The A414 route has always connected Hemel Hempstead and Maldon, but over the years it has changed so much that it is almost completely new. The original route from Hemel Hempstead to St Albans followed the course of what is now the A4147, then from St Albans to Hatfield on the course of what are now the A1057 and B6426. The villages of Cole Green, Birch Green, and Staines Green were bypassed in the 1990s by a new dual carriageway that linked into the 1970s Hertingfordbury bypass. On the other side of Hertford, the A414 took what is now the A119 Ware Road, and then diverged along the course of the current B1502 and B181 from Hertford to Stanstead Abbotts. Between November 2009 and April 2011 the section between junction 7 of the M11 and Southern Way in Harlow was widened from three to four lanes and the Southern way roundabout completely remodelled.

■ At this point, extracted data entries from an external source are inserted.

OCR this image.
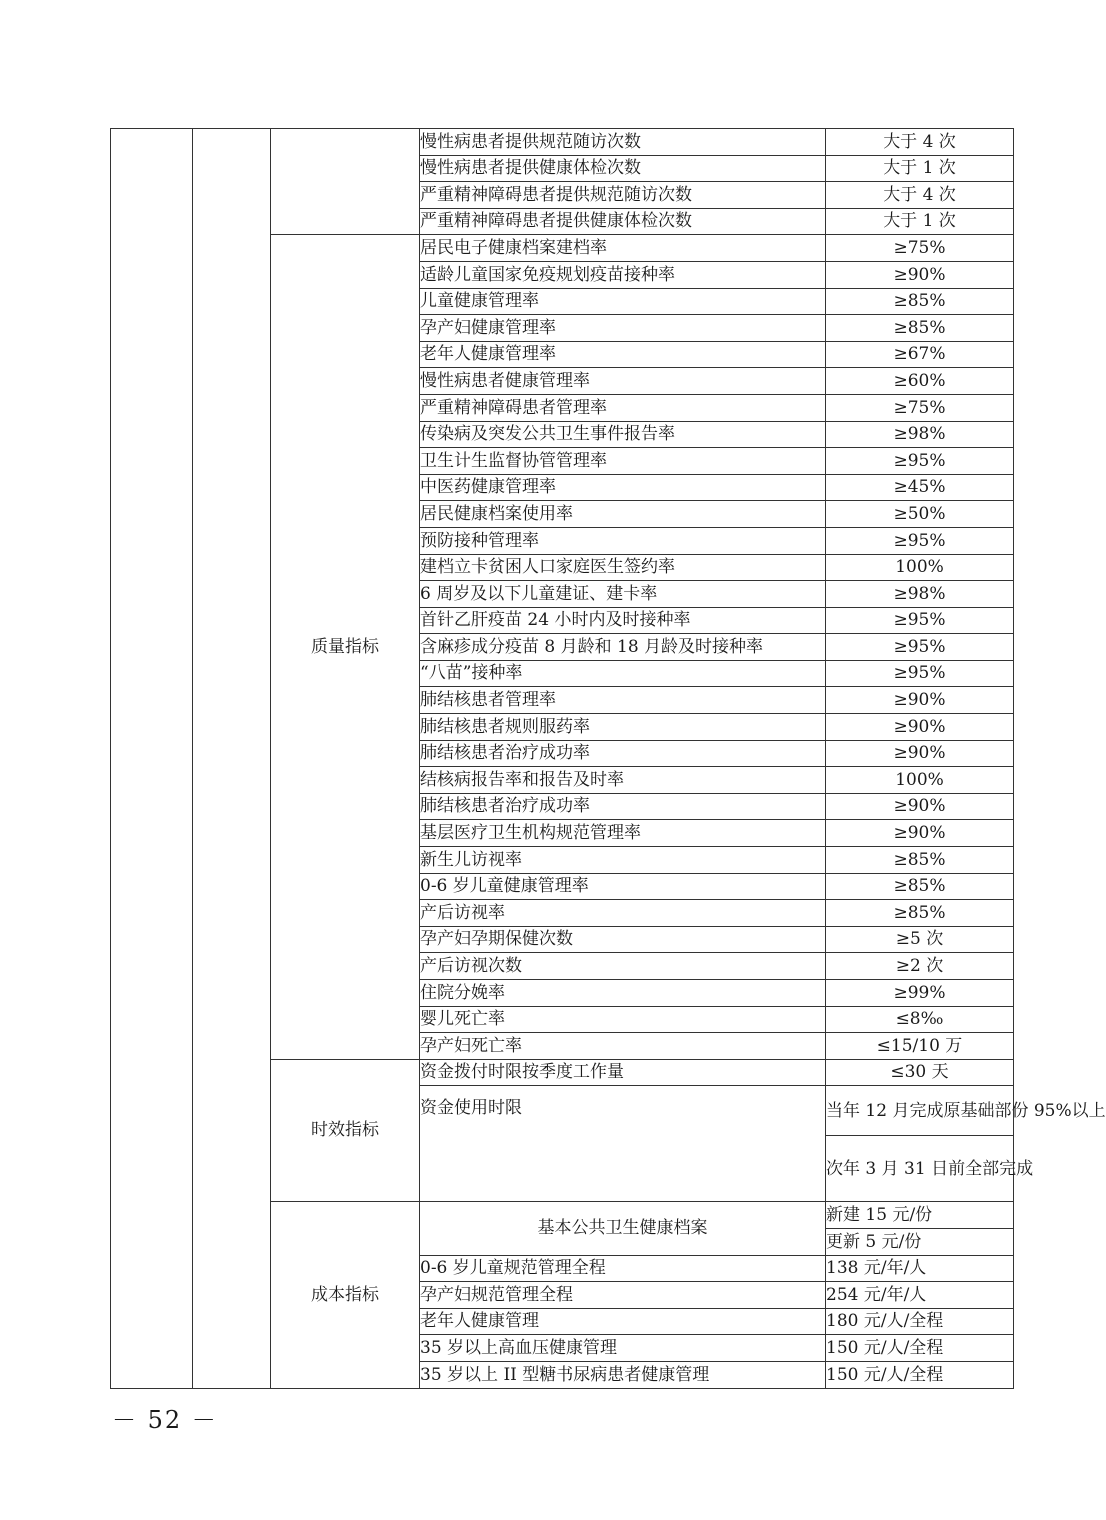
			慢性病患者提供规范随访次数	大于 4 次
			慢性病患者提供健康体检次数	大于 1 次
			严重精神障碍患者提供规范随访次数	大于 4 次
			严重精神障碍患者提供健康体检次数	大于 1 次
		质量指标	居民电子健康档案建档率	≥75%
			适龄儿童国家免疫规划疫苗接种率	≥90%
			儿童健康管理率	≥85%
			孕产妇健康管理率	≥85%
			老年人健康管理率	≥67%
			慢性病患者健康管理率	≥60%
			严重精神障碍患者管理率	≥75%
			传染病及突发公共卫生事件报告率	≥98%
			卫生计生监督协管管理率	≥95%
			中医药健康管理率	≥45%
			居民健康档案使用率	≥50%
			预防接种管理率	≥95%
			建档立卡贫困人口家庭医生签约率	100%
			6 周岁及以下儿童建证、建卡率	≥98%
			首针乙肝疫苗 24 小时内及时接种率	≥95%
			含麻疹成分疫苗 8 月龄和 18 月龄及时接种率	≥95%
			“八苗”接种率	≥95%
			肺结核患者管理率	≥90%
			肺结核患者规则服药率	≥90%
			肺结核患者治疗成功率	≥90%
			结核病报告率和报告及时率	100%
			肺结核患者治疗成功率	≥90%
			基层医疗卫生机构规范管理率	≥90%
			新生儿访视率	≥85%
			0-6 岁儿童健康管理率	≥85%
			产后访视率	≥85%
			孕产妇孕期保健次数	≥5 次
			产后访视次数	≥2 次
			住院分娩率	≥99%
			婴儿死亡率	≤8‰
			孕产妇死亡率	≤15/10 万
		时效指标	资金拨付时限按季度工作量	≤30 天
			资金使用时限	当年 12 月完成原基础部份 95%以上
				次年 3 月 31 日前全部完成
		成本指标	基本公共卫生健康档案	新建 15 元/份
				更新 5 元/份
			0-6 岁儿童规范管理全程	138 元/年/人
			孕产妇规范管理全程	254 元/年/人
			老年人健康管理	180 元/人/全程
			35 岁以上高血压健康管理	150 元/人/全程
			35 岁以上 II 型糖书尿病患者健康管理	150 元/人/全程
－ 52 －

Most of the Essex section (between the Talbot at Tylers Green and Writtle) was originally the A122. The road between Harlow and Writtle was maintained in the 18th and 19th centuries by the Epping and Ongar Turnpike Trust, who charged tolls. The original A414 road bypassed Harlow to the north, travelling through High Wych on what is now an unclassified road, and travelling through Sawbridgeworth to meet what is now the A1060 at Hatfield Heath, which it followed through to Chelmsford. In Chelmsford itself, the road numbers have been subject to change several times over the last three or four decades, with the A12, A130 and A414 having been rerouted many times over that period.

==Future proposals==
In 2019, Hertfordshire County Council published a report, the A414 Corridor Strategy, analysing usage traffic congestion on this key route for east-west travel across Hertfordshire. The report identified risks with predicted traffic flows, recommended highway improvements and proposed the creation of a rapid transit system along the route using light rail or guided bus. The transit proposals are now being evaluated under the Hertfordshire Essex Rapid Transit (HERT) project.